We have middleware which does KYC verification was associated documents to entities(deals/accounts/contacts) in freshworks_crm.
It uploads documents to freshworks and also sends to external API to validate. For these two operations we need respective API keys which is taken as an input from custom app configuration. API keys are not set to secure because we had to fetch them and send it to middleware.
We have submitted the app for review and received following comment
One of the things you can maybe try doing is make them secure and onAppInstall POST it the middleware. The payload passed as an argument to onAppInstallHandler(..) will have API keys that middleware requires. Can you use Axios request in server.js that way to send those API keys to middleware?
Middleware doesn’t store any values from custom_app and there is no database in place. These API keys will be specific to clients and to identify them based on requests is something difficult.
We are sending the documents as well as part of the request payload which will be in MBs, this cannot be sent to serverless method because of paylod size limitations and also FormData cannot be passed as well.
I am guessing API keys are saved to the custom app at the installation time.
The two operations handled by middleware will happen when the user chooses within the app’s UI after the installation within the specified placeholder.
At what point does the app talk to middleware? and How?
Yes, but we need them in middleware to call freshworks and Karza API’s.
Once the User selects documents and clicks “Upload” we call middleware with API keys and documents. Middleware associates the documents to freshworks entities , validates with Karza API and return back the result to custom app.
Where will we store the keys?
As I mentioned we don’t have a database in place to store the keys and we cant cache them because there could be multiple requests from different users.
I dont think so, tracking each requests and setting the expiry is something we have to try and check but at this stage its too much for us to do. If you suggest thats the only way then I have to check if the timelines can pushed.
On page load of configuration page (iparams.json or iparams.html), make a client.request.post(..) call with templated API keys to the Middleware.
Middleware will grab the API keys from the request to construct an Object (for example { "apikey1": "avengers", "apikey2":"eternals"} and then encrypt it — let encrypetedkeys = encrypt(apikeys);
Middleware responds to the app with encrypted keys. The user who would still be on the configuration page and might’ve just entered both the keys and hit ‘save.’
3.a App stores encrypted keys as an installation parameter by the time users hit “Install” button.
Here on app would use the encrypted API keys as non-secure installation parameters within Axios calls along with attachments to the Middleware. Although they are visible on the frontend, they are useless since only middleware and decrypt it.

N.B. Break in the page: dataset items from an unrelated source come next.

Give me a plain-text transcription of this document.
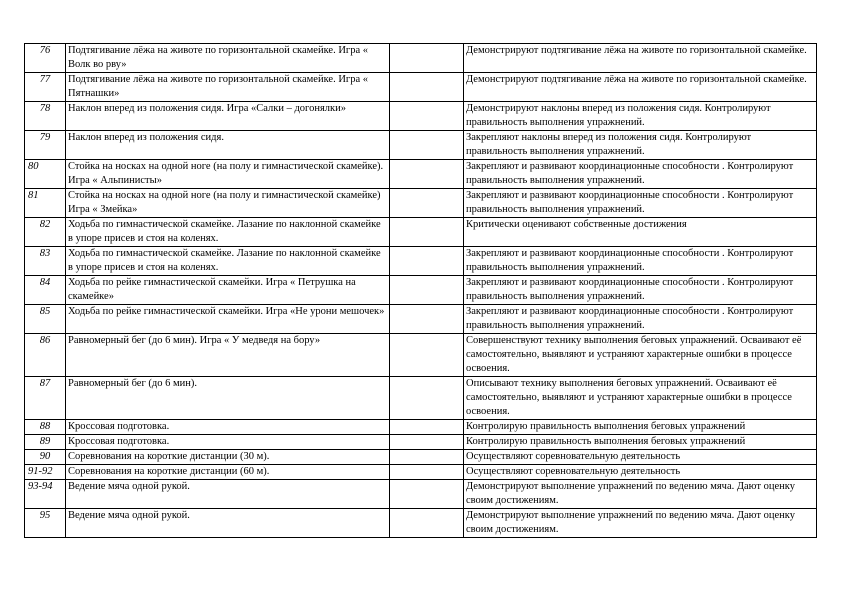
76	Подтягивание лёжа на животе по горизонтальной скамейке. Игра « Волк во рву»		Демонстрируют подтягивание лёжа на животе по горизонтальной скамейке.
77	Подтягивание лёжа на животе по горизонтальной скамейке. Игра « Пятнашки»		Демонстрируют подтягивание лёжа на животе по горизонтальной скамейке.
78	Наклон вперед из положения сидя. Игра «Салки – догонялки»		Демонстрируют наклоны вперед из положения сидя. Контролируют правильность выполнения упражнений.
79	Наклон вперед из положения сидя.		Закрепляют наклоны вперед из положения сидя. Контролируют правильность выполнения упражнений.
80	Стойка на носках на одной ноге (на полу и гимнастической скамейке). Игра « Альпинисты»		Закрепляют и развивают координационные способности . Контролируют правильность выполнения упражнений.
81	Стойка на носках на одной ноге (на полу и гимнастической скамейке) Игра « Змейка»		Закрепляют и развивают координационные способности . Контролируют правильность выполнения упражнений.
82	Ходьба по гимнастической скамейке. Лазание по наклонной скамейке в упоре присев и стоя на коленях.		Критически оценивают собственные достижения
83	Ходьба по гимнастической скамейке. Лазание по наклонной скамейке в упоре присев и стоя на коленях.		Закрепляют и развивают координационные способности . Контролируют правильность выполнения упражнений.
84	Ходьба по рейке гимнастической скамейки. Игра « Петрушка на скамейке»		Закрепляют и развивают координационные способности . Контролируют правильность выполнения упражнений.
85	Ходьба по рейке гимнастической скамейки. Игра «Не урони мешочек»		Закрепляют и развивают координационные способности . Контролируют правильность выполнения упражнений.
86	Равномерный бег (до 6 мин). Игра « У медведя на бору»		Совершенствуют технику выполнения беговых упражнений. Осваивают её самостоятельно, выявляют и устраняют характерные ошибки в процессе освоения.
87	Равномерный бег (до 6 мин).		Описывают технику выполнения беговых упражнений. Осваивают её самостоятельно, выявляют и устраняют характерные ошибки в процессе освоения.
88	Кроссовая подготовка.		Контролирую правильность выполнения беговых упражнений
89	Кроссовая подготовка.		Контролирую правильность выполнения беговых упражнений
90	Соревнования на короткие дистанции (30 м).		Осуществляют соревновательную деятельность
91-92	Соревнования на короткие дистанции (60 м).		Осуществляют соревновательную деятельность
93-94	Ведение мяча одной рукой.		Демонстрируют выполнение упражнений по ведению мяча. Дают оценку своим достижениям.
95	Ведение мяча одной рукой.		Демонстрируют выполнение упражнений по ведению мяча. Дают оценку своим достижениям.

This should also work with multiple apps since the encryption and decryption happen at the runtime.
Security wise, these API keys are still not stored with the middleware, it merely knows how to decrypt it at time of performing two operations and forgets it.
We are using iparams.json and not the custom installation, is it possible to listen for the page load event?
Lets says if we have to switch to the custom installation then on page load we wont have these keys entered, so should we act on the change event of input control?
Is it possible to keep the user blocked from clicking the “Install” button until the middleware responds with the encrypted key?
You can use iparams.js and iparams.json to listen for page load events.
Here’s example from Freshsales page, documentation is just missing for Freshdesk. You can try out.
You can make requests and get encrypted keys as soon as the user pastes API Keys and set as a iparam (may be invisible values). Install button is prevented if one of the validation checks fail. May be you can use that face to ensure encrypted values are stored?
You can use the API keys in the configuration page itself via iparams.json or custom installation page, whichever suits you to send the API keys for encryption before users install the app but enter them in their fields.
Since it is an Admin Session that’s logged in, your API keys are governed by the same level of security as a logged-in admin user at this stage.
You can use client.request with API keys in the header (marked secure in iparams) and other information in the body to make the API call from the app configuration page itself.